Helicopters and lifeboats have been deployed to reach hundreds of stranded villagers in central Greece, as the death toll from deadly flooding rose to seven, authorities said Friday.
Firefighters worked alongside the army to reach villages cut off by rising water levels, which have transformed roads into rivers and left houses submerged in the central Thessaly region. “We almost died yesterday, we didn’t have drinking water or electricity”, Mina Mprakratsi told AFP from a lifeboat, after being evacuated from her flooded house on Friday. Fierce storms have battered Greece, Turkey and Bulgaria following a period of extreme heat and devastating wildfires — the kind of extreme weather climate experts say is becoming more frequent because of human-induced climate change.

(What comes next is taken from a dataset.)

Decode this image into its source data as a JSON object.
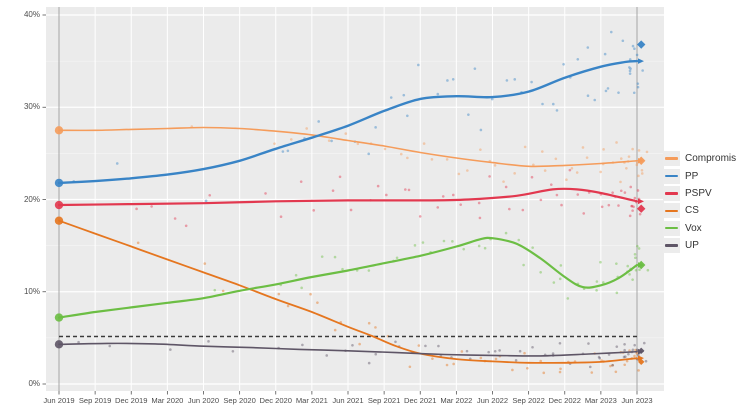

Two elderly women and a 69-year-old man were reported dead Thursday, bringing the death toll to seven after torrential rains lashed parts of central Greece from Monday evening to Thursday.
“It’s one of the most difficult moments of my life, the water came into the house yesterday evening (Wednesday), the children are with a neighbour”, local farmer Eleftheria Kotarela told AFP.
At least six people were reported missing in the Magnesia and Karditsa areas, 330 kilometres (205 miles) north of Athens. “It is almost certain that other people will be found dead”, said Christodoulos Makris, a farmer who fled to a neighbouring village by tractor on Thursday.